Serbian authorities decide to ban gay parade

BELGRADE -- The Serbian authorities on Wednesday decided to ban the gay parade, scheduled for October 6 in Belgrade, and cited security concerns as the reason for the ban.

MUP officers secure the area around the 'Ecce Homo' exhibition location (Tanjug)
MUP officers secure the area around the 'Ecce Homo' exhibition location (Tanjug)

All other gatherings planned for Saturday have also been banned.

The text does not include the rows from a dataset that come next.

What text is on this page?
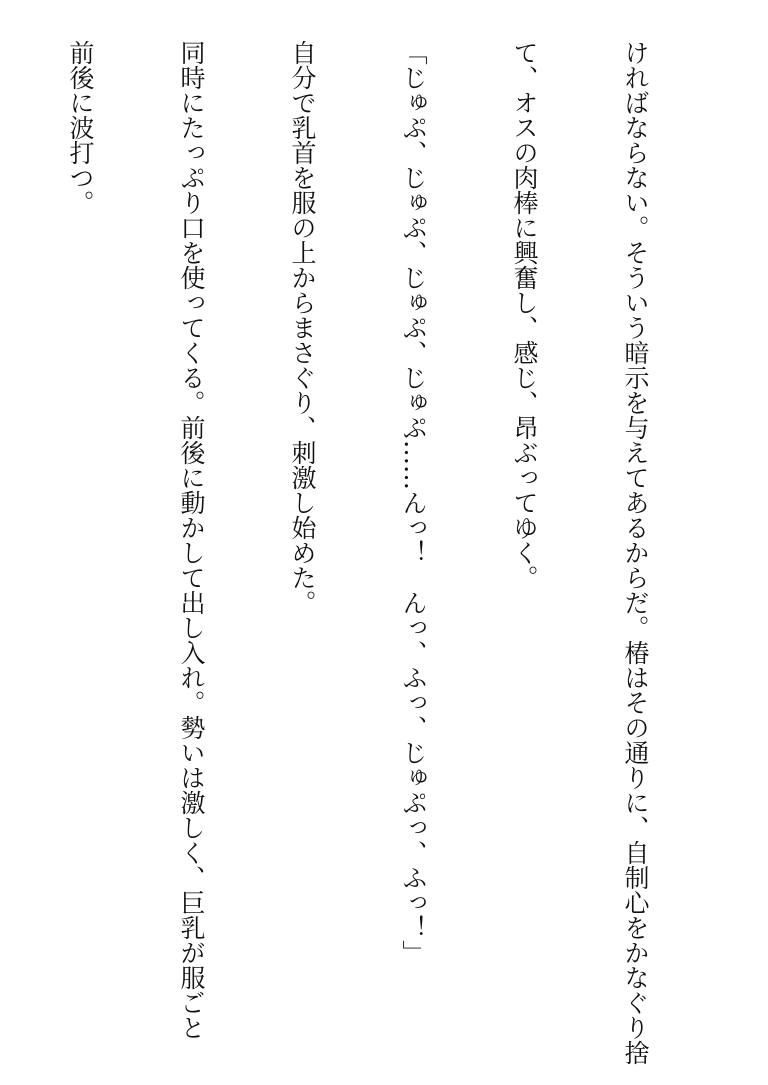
ければならない。そういう暗示を与えてあるからだ。椿はその通りに、自制心をかなぐり捨

て、オスの肉棒に興奮し、感じ、昂ぶってゆく。

「じゅぷ、じゅぷ、じゅぷ、じゅぷ……んっ！　んっ、ふっ、じゅぷっ、ふっ！」

自分で乳首を服の上からまさぐり、刺激し始めた。

同時にたっぷり口を使ってくる。前後に動かして出し入れ。勢いは激しく、巨乳が服ごと

前後に波打つ。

The Interior Ministry (MUP) made its decision based on security assessments.

Earlier in the day Serbian Orthodox Patriarch Irinej urged the authorities to ban the parade, and an exhibition, deemed to be insulting to Christians.

The exhibition, dubbed "Ecce Homo", and the gay parade were planned as part of the week-long Belgrade Pride 2012.

Right-wing movement Dveri also asked for the show to be banned.

At 16:30 CET on Wednesday, several hundred police officers in riot gear were deployed around the Center for Cultural Decontamination where the controversial exhibition opened this evening.

The police also shut down the traffic in several surrounding streets as a security precaution.

Previously, Prime Minister Ivica Dačić - who also serves as interior minister - said that the parade would be banned if security services found the risk of violence associated with it was too high.

Goran Miletić, one of the organizers, told B92 that they had received an explanation from the MUP "which said absolutely nothing except to quote a legal article which stated that it had been appraised that security could be jeopardized during the gathering".

"If the state capitulated last year, this is an open coalition with hooligans considering that representatives of the executive branch of government completely adopted the arguments of extremist organizations, and even their demands," said Miletić.

PM explains decision

The Ministry of the Interior stated that on the basis of all security assessments and recommendations, it decided to ban all gatherings scheduled for October 6 in order to preserve the peace and security of citizens and their property, the government said on its website.

Such a decision was made on the basis of Article 11 of the Law on Public Gatherings, the assessment of security services, the police and the Office for Coordination of Work of Security Services, as well as in view of the announcement of a serious threat to public order and security of citizens during public gatherings scheduled for that day, the statement further said.

Ivica Dačić underlined that this decision is not aimed at harming and denying anyone's human and civil rights and freedoms.

It has been made in order to protect the safety of citizens of Belgrade and prevent possible clashes and riots that might threaten diplomatic and consular offices of foreign states too, he was quoted as saying.

"First of all, this decision was made in order to protect the lives of citizens, including members of the police," Dačić said and added that only for securing today’s exhibition, "which causes great distress to the public because in it Jesus Christ is mentioned in a provocative context", at least 2,000 policemen must be engaged.

The prime minister added that at this moment, "the last thing Serbia needs are clashes and victims", and concluded:

"It is very important for the credibility of Serbia to show the strength of the state. And this does not amount to any kind of capitulation before some who think they can use their paramilitary or any other threats to endanger the holding of public gatherings - it means that it has been assessed that, at this time, serious violations of public peace and order could occur, which would seriously jeopardize interests of the citizens and the state as a whole."